Les auteurs écrivent que sur le site de Carthage les résultats seraient significatifs entre 2 pièges par ha et 4, 6, ou 8 pièges par ha alors que ce résultat n’est pas vérifié pour la moitié des dates de capture!Sur le site de Saada Park, alors que les auteurs de l’article ne fournissent d’une part aucun résultat pour les densités de 1 et 2 pièges par ha qu’ils ont testées et, d’autre part, reconnaissent que les différences entre 3 et 8 pièges par ha  ne sont pas significatives (jamais à toutes les dates), ils se permettent de recommander une densité de 6 pièges par ha !
Pourquoi n’ont-ils pas fourni les résultats pour 1 et 2 pièges par ha ?


Dans le résumé, ils écrivent  que plus de pièges par ha sont nécessaires pour capturer plus d’adultes.
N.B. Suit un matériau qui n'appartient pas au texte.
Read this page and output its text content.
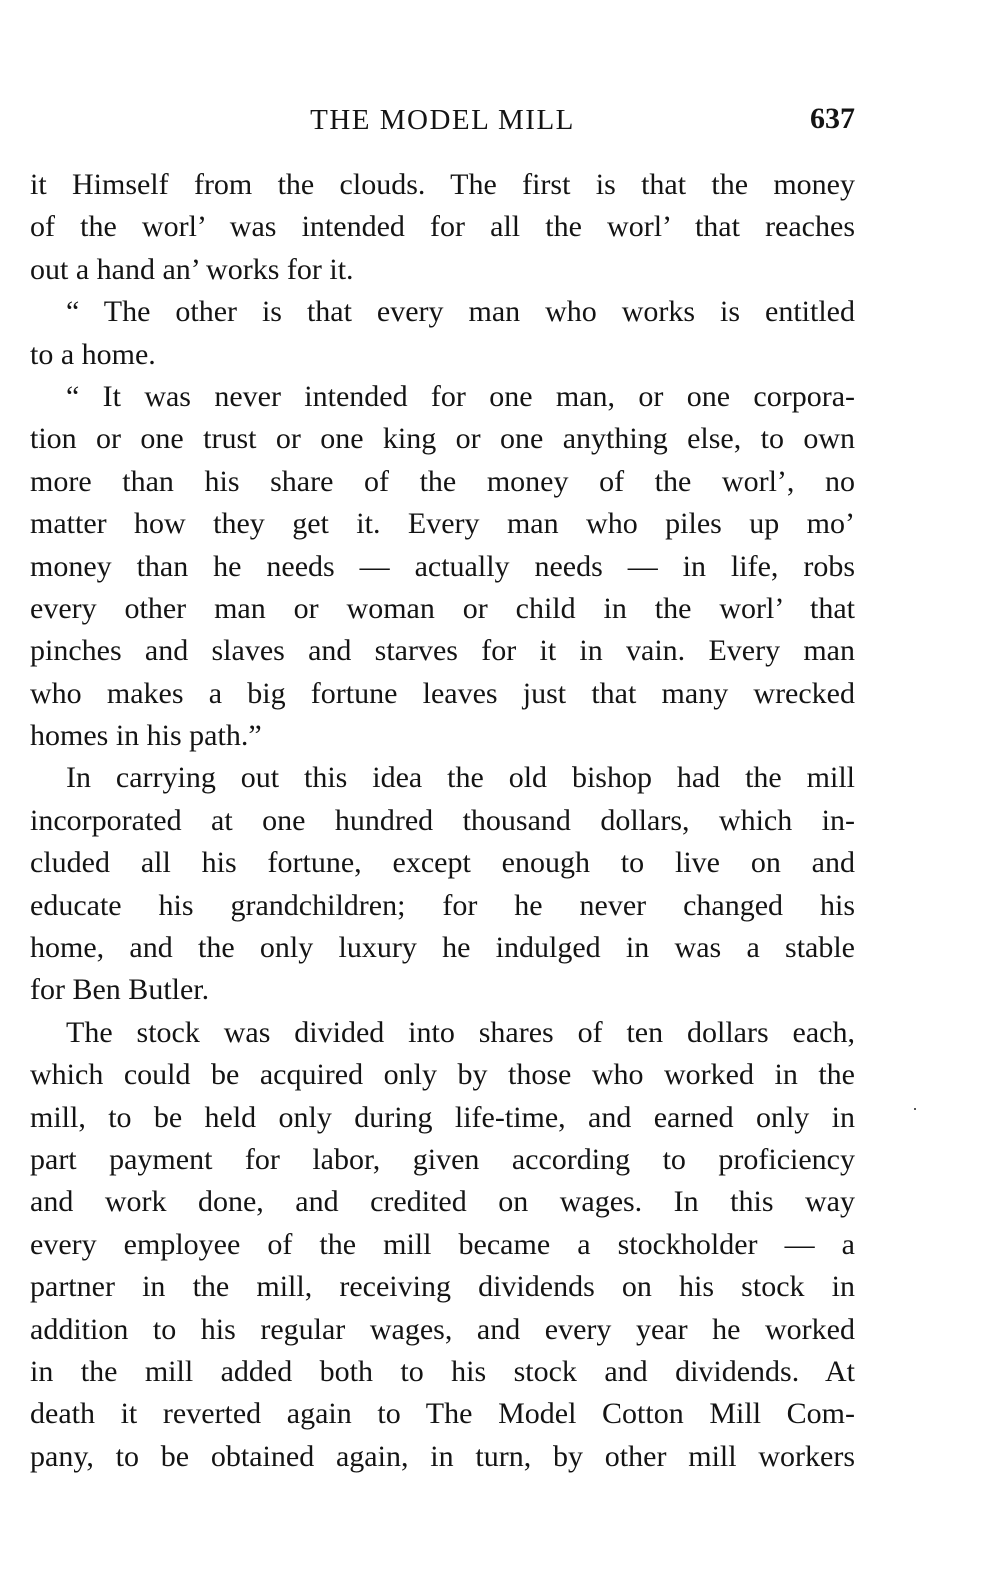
THE MODEL MILL	637
it Himself from the clouds. The first is that the money
of the worl’ was intended for all the worl’ that reaches
out a hand an’ works for it.
“ The other is that every man who works is entitled
to a home.
“ It was never intended for one man, or one corpora-
tion or one trust or one king or one anything else, to own
more than his share of the money of the worl’, no
matter how they get it. Every man who piles up mo’
money than he needs — actually needs — in life, robs
every other man or woman or child in the worl’ that
pinches and slaves and starves for it in vain. Every man
who makes a big fortune leaves just that many wrecked
homes in his path.”
In carrying out this idea the old bishop had the mill
incorporated at one hundred thousand dollars, which in-
cluded all his fortune, except enough to live on and
educate his grandchildren; for he never changed his
home, and the only luxury he indulged in was a stable
for Ben Butler.
The stock was divided into shares of ten dollars each,
which could be acquired only by those who worked in the
mill, to be held only during life-time, and earned only in
part payment for labor, given according to proficiency
and work done, and credited on wages. In this way
every employee of the mill became a stockholder — a
partner in the mill, receiving dividends on his stock in
addition to his regular wages, and every year he worked
in the mill added both to his stock and dividends. At
death it reverted again to The Model Cotton Mill Com-
pany, to be obtained again, in turn, by other mill workers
Plus par rapport à quoi ? Doit-on comprendre que plus on place de pièges plus les captures sont importantes ce qui est en contradiction avec leurs propres résultats au moins au-delà de quatre pièges ? Les auteurs ne semblent même pas réaliser que la norme de quatre pièges par ha correspond précisément à la densité de piégeage généralement recommandé (Faleiro 2011).


- la bibliographie que les auteurs de l’article utilisent est très pauvre alors que dans le domaine du piégeage la bibliographie disponible est très riche et que des articles extrêmement importants (en particulier Vacas et al 2014) ont été publiés ces dernières années.